• Apple vs. Samsung Set to Look Over 53 Pages of Instructions to Prepare Trial Verdict

    On the last day of testimony in the Apple vs. Samsung patent trial, Samsung counsel and its final expert witness were berated by the presiding Judge Lucy Koh over possible coaching on what to say based on claim construction of a contentious Apple patent. The two tech giants met in court recently to hash out the definition of a claim relating to Apple’s ‘647 patent covering data detectors. Specifically, Apple’s definition of “analyzer servers” as presented in Apple vs. Samsung differs from a ruling handed down by the Court of Appeals for Federal Circuit last week that overturned the dismissal of a separate action involving Apple and Motorola.

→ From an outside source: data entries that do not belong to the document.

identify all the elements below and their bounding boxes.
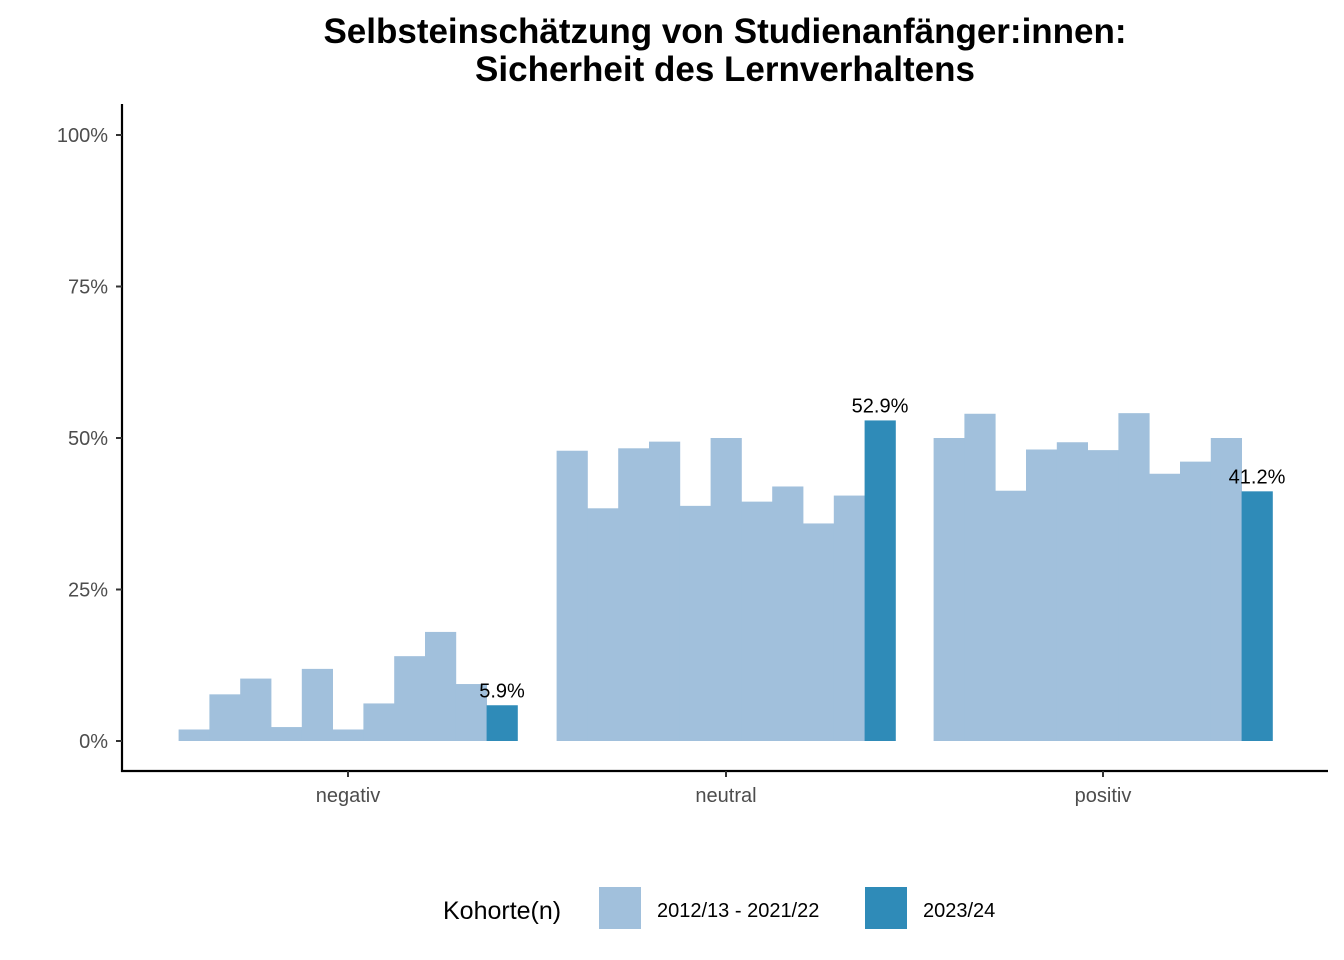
bar-positiv-2 [964, 413, 996, 741]
bar-neutral-8 [772, 486, 804, 741]
bar-positiv-8 [1149, 473, 1181, 741]
x-tick-label-neutral: neutral [695, 785, 756, 807]
y-tick-label: 0% [79, 731, 108, 753]
legend-label-current: 2023/24 [923, 900, 995, 922]
bar-neutral-5 [679, 505, 711, 741]
y-tick-label: 50% [68, 428, 108, 450]
bar-positiv-3 [995, 490, 1027, 741]
chart-title: Selbsteinschätzung von Studienanfänger:i… [323, 12, 1126, 89]
y-tick-label: 25% [68, 580, 108, 602]
bar-negativ-5 [301, 668, 333, 741]
data-label-neutral: 52.9% [852, 395, 909, 417]
legend: Kohorte(n) 2012/13 - 2021/22 2023/24 [443, 887, 995, 929]
bar-neutral-3 [618, 448, 650, 741]
legend-swatch-historic [599, 887, 641, 929]
bar-neutral-4 [649, 441, 681, 741]
chart-title-line-2: Sicherheit des Lernverhaltens [475, 50, 975, 89]
axes-layer: 0% 25% 50% 75% 100% negativ neutral positiv [57, 104, 1328, 807]
bar-negativ-11 [486, 705, 518, 741]
bar-neutral-2 [587, 508, 619, 741]
x-tick-label-negativ: negativ [316, 785, 381, 807]
bar-neutral-10 [833, 495, 865, 741]
data-labels-layer: 5.9% 52.9% 41.2% [479, 395, 1285, 702]
bar-neutral-7 [741, 501, 773, 741]
bar-neutral-11 [864, 420, 896, 741]
bar-positiv-7 [1118, 413, 1150, 741]
bar-positiv-11 [1241, 491, 1273, 741]
bar-negativ-1 [178, 729, 210, 741]
chart-title-line-1: Selbsteinschätzung von Studienanfänger:i… [323, 12, 1126, 51]
data-label-negativ: 5.9% [479, 680, 525, 702]
bar-negativ-3 [240, 678, 272, 741]
bar-positiv-9 [1180, 461, 1212, 741]
data-label-positiv: 41.2% [1229, 466, 1286, 488]
bar-negativ-2 [209, 694, 241, 741]
bar-neutral-1 [556, 450, 588, 741]
y-tick-label: 75% [68, 277, 108, 299]
bar-positiv-6 [1087, 450, 1119, 741]
bars-layer [178, 413, 1273, 741]
x-tick-label-positiv: positiv [1075, 785, 1132, 807]
bar-negativ-4 [271, 727, 303, 741]
bar-neutral-9 [803, 523, 835, 741]
bar-positiv-5 [1056, 442, 1088, 741]
legend-label-historic: 2012/13 - 2021/22 [657, 900, 819, 922]
bar-negativ-10 [455, 684, 487, 741]
bar-negativ-7 [363, 703, 395, 741]
bar-negativ-9 [425, 631, 457, 741]
bar-negativ-6 [332, 729, 364, 741]
bar-positiv-1 [933, 438, 965, 741]
legend-swatch-current [865, 887, 907, 929]
legend-title: Kohorte(n) [443, 897, 561, 925]
bar-positiv-4 [1026, 449, 1058, 741]
bar-negativ-8 [394, 656, 426, 741]
y-tick-label: 100% [57, 125, 108, 147]
bar-positiv-10 [1210, 438, 1242, 741]
bar-neutral-6 [710, 438, 742, 741]
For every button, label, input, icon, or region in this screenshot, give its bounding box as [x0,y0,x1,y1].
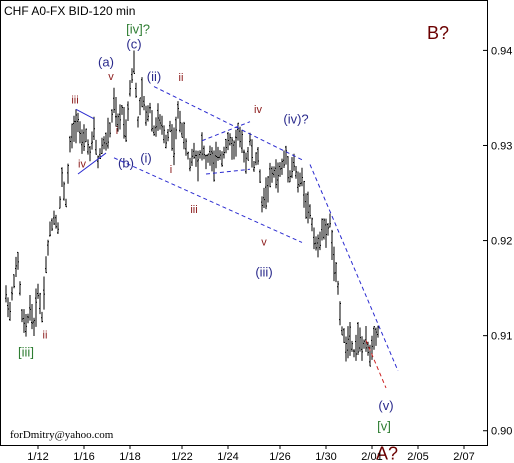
wave-label: i [116,125,118,137]
wave-label: (i) [140,151,152,166]
trendline [309,164,399,372]
wave-label: i [170,164,172,176]
wave-label: B? [427,23,449,43]
wave-label: (b) [118,155,134,170]
trendline [205,168,251,175]
y-tick-label: 0.92 [491,236,512,248]
x-tick-label: 2/05 [407,451,428,463]
y-tick-label: 0.93 [491,140,512,152]
wave-label: (c) [126,36,141,51]
wave-label: (a) [98,55,114,70]
price-bars [5,50,379,367]
wave-label: (iv)? [283,112,308,127]
wave-label: iv [78,158,86,170]
trendline [201,121,251,142]
wave-label: v [261,236,267,248]
y-tick-label: 0.91 [491,331,512,343]
trendlines [75,86,399,389]
x-tick-label: 1/22 [171,451,192,463]
wave-label: (iii) [255,265,272,280]
wave-label: [iv]? [126,21,150,36]
x-tick-label: 1/18 [119,451,140,463]
y-tick-label: 0.90 [491,426,512,438]
wave-label: (v) [378,398,393,413]
wave-label: iv [254,104,262,116]
wave-label: [iii] [18,345,34,360]
wave-label: (ii) [147,69,161,84]
trendline [77,152,107,175]
x-tick-label: 2/01 [361,451,382,463]
x-tick-label: 1/12 [27,451,48,463]
wave-label: ii [43,330,48,342]
x-tick-label: 1/26 [269,451,290,463]
x-tick-label: 1/16 [73,451,94,463]
chart-title: CHF A0-FX BID-120 min [4,4,135,18]
trendline [75,108,95,120]
x-tick-label: 1/24 [217,451,238,463]
wave-label: A? [376,443,398,463]
wave-label: iii [190,204,197,216]
wave-label: [v] [377,419,391,434]
x-tick-label: 1/30 [315,451,336,463]
x-tick-label: 2/07 [453,451,474,463]
plot-frame [0,0,488,446]
trendline [113,157,303,243]
y-axis: 0.94 0.93 0.92 0.91 0.90 [483,45,512,438]
credit-text: forDmitry@yahoo.com [10,429,114,441]
y-tick-label: 0.94 [491,45,512,57]
x-axis: 1/12 1/16 1/18 1/22 1/24 1/26 1/30 2/01 2/05 2/07 [27,445,475,463]
wave-label: v [108,71,114,83]
trendline [365,340,387,389]
wave-label: ii [179,72,184,84]
wave-label: iii [71,95,78,107]
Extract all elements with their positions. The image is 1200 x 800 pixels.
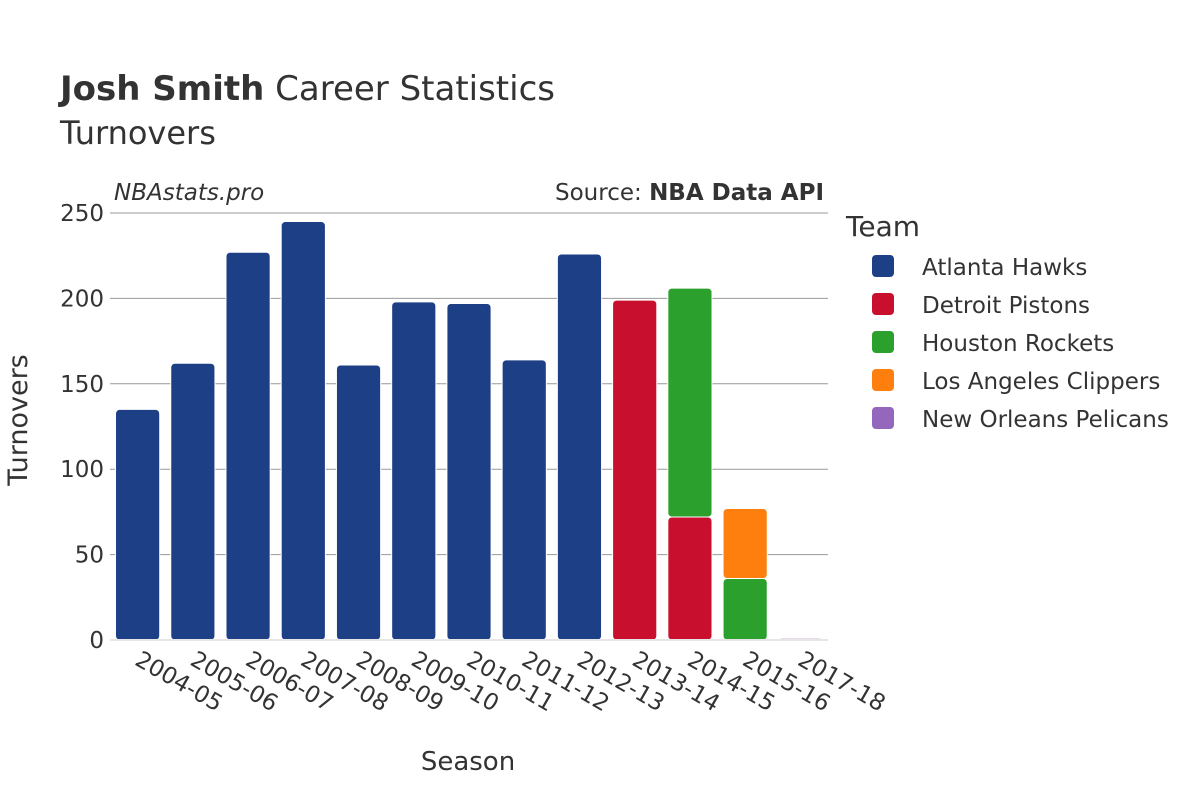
legend-swatch bbox=[872, 369, 894, 391]
bar-2015-16-los-angeles-clippers bbox=[722, 507, 768, 580]
legend-label: New Orleans Pelicans bbox=[922, 407, 1169, 433]
legend-item-houston-rockets[interactable]: Houston Rockets bbox=[872, 331, 1114, 357]
bar-2010-11-atlanta-hawks bbox=[446, 303, 492, 641]
watermark-text: NBAstats.pro bbox=[114, 180, 264, 206]
bar-2014-15-houston-rockets bbox=[667, 287, 713, 518]
legend-item-los-angeles-clippers[interactable]: Los Angeles Clippers bbox=[872, 369, 1160, 395]
title-rest: Career Statistics bbox=[275, 69, 555, 109]
legend-label: Detroit Pistons bbox=[922, 293, 1090, 319]
y-axis-title: Turnovers bbox=[3, 354, 34, 487]
legend-item-new-orleans-pelicans[interactable]: New Orleans Pelicans bbox=[872, 407, 1169, 433]
x-tick-labels: 2004-052005-062006-072007-082008-092009-… bbox=[131, 647, 890, 718]
y-tick-label: 100 bbox=[60, 457, 104, 483]
legend-title: Team bbox=[845, 210, 920, 243]
bar-2008-09-atlanta-hawks bbox=[335, 364, 382, 641]
legend-swatch bbox=[872, 407, 894, 429]
bar-2005-06-atlanta-hawks bbox=[170, 362, 216, 641]
y-tick-label: 0 bbox=[89, 628, 104, 654]
legend-swatch bbox=[872, 331, 894, 353]
chart-title: Josh Smith Career Statistics bbox=[58, 69, 555, 109]
legend: Atlanta Hawks Detroit Pistons Houston Rock… bbox=[872, 255, 1169, 433]
y-tick-label: 200 bbox=[60, 286, 104, 312]
bar-2014-15-detroit-pistons bbox=[667, 516, 713, 641]
bar-2004-05-atlanta-hawks bbox=[115, 408, 161, 641]
bar-group bbox=[115, 221, 823, 641]
bar-2011-12-atlanta-hawks bbox=[501, 359, 547, 641]
y-tick-label: 250 bbox=[60, 201, 104, 227]
y-tick-labels: 0 50 100 150 200 250 bbox=[60, 201, 104, 654]
y-tick-label: 50 bbox=[75, 543, 104, 569]
bar-2012-13-atlanta-hawks bbox=[556, 253, 603, 641]
legend-swatch bbox=[872, 293, 894, 315]
legend-label: Houston Rockets bbox=[922, 331, 1114, 357]
legend-item-atlanta-hawks[interactable]: Atlanta Hawks bbox=[872, 255, 1087, 281]
bar-2009-10-atlanta-hawks bbox=[391, 301, 437, 641]
source-name: NBA Data API bbox=[649, 180, 824, 206]
bar-2007-08-atlanta-hawks bbox=[280, 221, 326, 641]
legend-label: Atlanta Hawks bbox=[922, 255, 1087, 281]
legend-label: Los Angeles Clippers bbox=[922, 369, 1160, 395]
title-player-name: Josh Smith bbox=[58, 69, 264, 109]
x-axis-title: Season bbox=[421, 747, 515, 777]
legend-swatch bbox=[872, 255, 894, 277]
y-tick-label: 150 bbox=[60, 372, 104, 398]
source-label: Source: bbox=[555, 180, 642, 206]
source-credit: Source: NBA Data API bbox=[555, 180, 824, 206]
chart-subtitle: Turnovers bbox=[59, 114, 216, 152]
bar-2015-16-houston-rockets bbox=[722, 578, 768, 641]
legend-item-detroit-pistons[interactable]: Detroit Pistons bbox=[872, 293, 1090, 319]
bar-2006-07-atlanta-hawks bbox=[225, 251, 271, 641]
bar-2013-14-detroit-pistons bbox=[612, 299, 658, 641]
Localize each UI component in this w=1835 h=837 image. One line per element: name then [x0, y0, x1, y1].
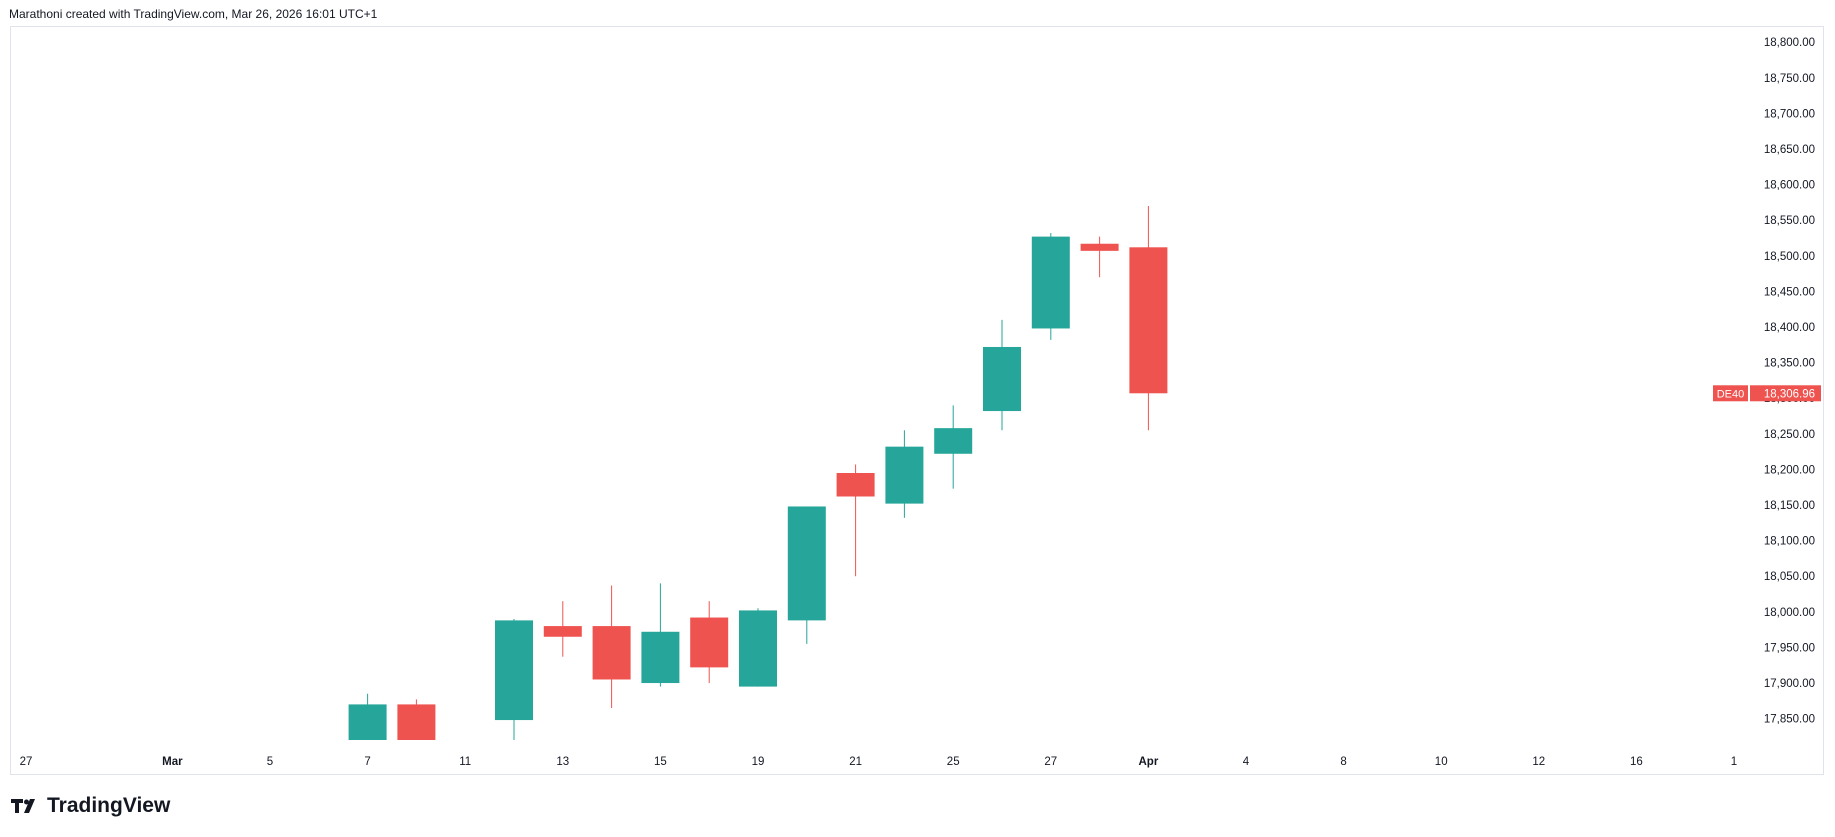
- x-tick-label: 27: [1044, 756, 1057, 768]
- candle-body: [836, 473, 875, 497]
- candlestick-chart[interactable]: 17,850.00 17,900.00 17,950.00 18,000.00 18,0…: [11, 27, 1823, 774]
- candle-body: [1129, 247, 1168, 394]
- y-tick-label: 18,100.00: [1764, 536, 1815, 548]
- y-tick-label: 18,750.00: [1764, 73, 1815, 85]
- x-tick-label: 5: [267, 756, 273, 768]
- x-tick-label: 8: [1340, 756, 1346, 768]
- candle-body: [495, 620, 533, 721]
- y-tick-label: 18,000.00: [1764, 607, 1815, 619]
- x-tick-label: Mar: [162, 756, 183, 768]
- x-tick-label: 27: [20, 756, 33, 768]
- x-tick-label: 4: [1243, 756, 1250, 768]
- y-tick-label: 17,850.00: [1764, 714, 1815, 726]
- x-tick-label: 11: [459, 756, 471, 768]
- candle-body: [592, 626, 631, 680]
- y-tick-label: 18,500.00: [1764, 251, 1815, 263]
- x-tick-label: 1: [1731, 756, 1737, 768]
- y-tick-label: 18,550.00: [1764, 215, 1815, 227]
- y-tick-label: 18,150.00: [1764, 500, 1815, 512]
- y-tick-label: 18,400.00: [1764, 322, 1815, 334]
- candle-body: [397, 704, 436, 740]
- y-tick-label: 17,900.00: [1764, 678, 1815, 690]
- candle-body: [348, 704, 387, 740]
- symbol-label: DE40: [1717, 388, 1745, 400]
- candle-body: [739, 610, 777, 687]
- chart-frame[interactable]: 17,850.00 17,900.00 17,950.00 18,000.00 18,0…: [10, 26, 1824, 775]
- candle-body: [1080, 243, 1119, 251]
- y-tick-label: 18,250.00: [1764, 429, 1815, 441]
- candle-body: [543, 626, 582, 637]
- tradingview-logo[interactable]: TradingView: [11, 794, 170, 818]
- candle-body: [787, 506, 826, 621]
- x-tick-label: 13: [556, 756, 569, 768]
- chart-attribution: Marathoni created with TradingView.com, …: [9, 7, 378, 21]
- x-tick-label: 7: [364, 756, 370, 768]
- symbol-label-bg: [1713, 385, 1748, 402]
- last-price-label: 18,306.96: [1764, 388, 1815, 400]
- candle-body: [983, 346, 1021, 412]
- x-tick-label: Apr: [1138, 756, 1158, 768]
- y-tick-label: 18,350.00: [1764, 358, 1815, 370]
- y-tick-label: 18,600.00: [1764, 180, 1815, 192]
- x-tick-label: 15: [654, 756, 667, 768]
- y-tick-label: 18,800.00: [1764, 37, 1815, 49]
- x-tick-label: 19: [752, 756, 765, 768]
- candle-body: [690, 617, 729, 668]
- candle-body: [934, 428, 973, 454]
- tradingview-logo-icon: [11, 799, 35, 813]
- x-tick-label: 21: [849, 756, 862, 768]
- y-tick-label: 18,200.00: [1764, 464, 1815, 476]
- x-tick-label: 16: [1630, 756, 1643, 768]
- y-tick-label: 18,650.00: [1764, 144, 1815, 156]
- y-tick-label: 17,950.00: [1764, 642, 1815, 654]
- y-tick-label: 18,700.00: [1764, 108, 1815, 120]
- x-tick-label: 25: [947, 756, 960, 768]
- candle-body: [885, 446, 924, 504]
- x-tick-label: 12: [1532, 756, 1545, 768]
- x-tick-label: 10: [1435, 756, 1448, 768]
- y-tick-label: 18,450.00: [1764, 286, 1815, 298]
- y-tick-label: 18,050.00: [1764, 571, 1815, 583]
- candle-body: [1031, 236, 1070, 329]
- candle-body: [641, 631, 680, 684]
- tradingview-logo-text: TradingView: [47, 794, 171, 817]
- last-price-label-bg: [1750, 385, 1821, 402]
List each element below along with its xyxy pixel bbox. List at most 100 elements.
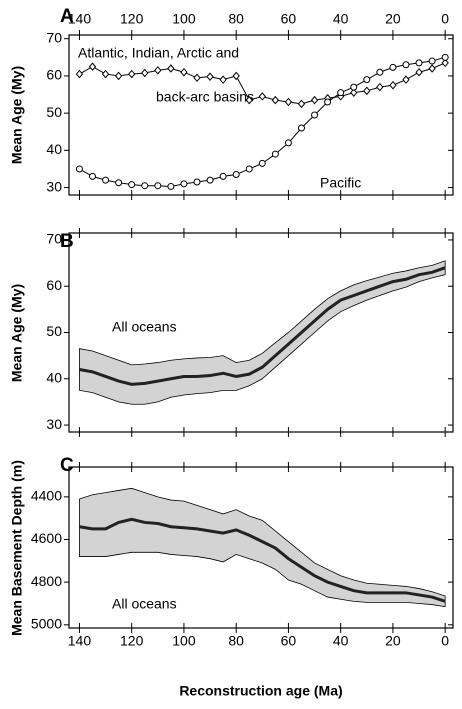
x-tick-label: 120 [120, 633, 144, 649]
marker [245, 165, 253, 173]
marker [271, 150, 279, 158]
marker [310, 95, 319, 105]
marker [428, 64, 436, 73]
marker [245, 95, 253, 105]
x-tick-label: 80 [228, 11, 244, 27]
marker [402, 61, 410, 69]
x-tick-label: 0 [441, 633, 449, 649]
marker [193, 73, 201, 83]
marker [441, 58, 449, 68]
marker [297, 124, 305, 132]
x-tick-label: 140 [68, 633, 92, 649]
marker [128, 181, 136, 189]
x-tick-label: 20 [385, 633, 401, 649]
marker [297, 99, 306, 109]
y-tick-label: 5000 [31, 616, 62, 632]
plot-frame [68, 34, 454, 196]
annotation: back-arc basins [156, 89, 254, 105]
marker [180, 67, 188, 77]
marker [284, 139, 292, 147]
marker [167, 64, 175, 73]
y-axis-label: Mean Basement Depth (m) [9, 460, 25, 636]
y-tick-label: 4600 [31, 530, 62, 546]
y-tick-label: 4800 [31, 573, 62, 589]
x-tick-label: 60 [281, 633, 297, 649]
marker [350, 83, 358, 91]
marker [376, 82, 384, 92]
y-tick-label: 60 [46, 67, 62, 83]
y-tick-label: 50 [46, 323, 62, 339]
marker [324, 98, 332, 106]
annotation: Pacific [320, 175, 361, 191]
marker [389, 63, 397, 71]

    In its recent ruling, the CAFC sided with Judge Richard A. Posner’s interpretation of analyzer servers, not Apple’s version as argued in the trial against Samsung. Since Judge Koh allowed Apple to assert the patent and its claim construction, she granted both parties an hour of time and one witness each to clarify the patent in an extension to proceedings.

    The Cupertino California recalled Carnegie Mellon professor Todd Mowry to testify that Samsung is still in infringement of Apple’s “quick links” patent even with Judge Posner’s interpretation according to CNET. To counter, Samsung recalled University of North Carolina professor Kevin Jeffay. In his testimony, Jeffay mentioned he held a particular interpretation of the analyzer server, one incongruent with Apple’s definition, but claimed the court ordered him not to discuss it. Judge Koh wasn’t pleased with this.

    According to tweets from mLex correspondent Mike Swift, the jurist didn’t appreciate “that Samsung ‘prepped’ Jeffay to say he was blocked from using correct construction.” Judge Koh struck his statements from the record, adding that the expert’s deposition was “very inconsistent.”

    The South Korean tech giant was charged for the time, limiting Jeffay’s testimony to a non-infringement argument based largely on prior art in the form of Borland’s Sidekick software which was originally launched on MS-DOS in 1984. Apple and Samsung was set to present closing arguments today after which jurors would deliberate and render a verdict as per a 53-page set of finalized instructions handed out earlier.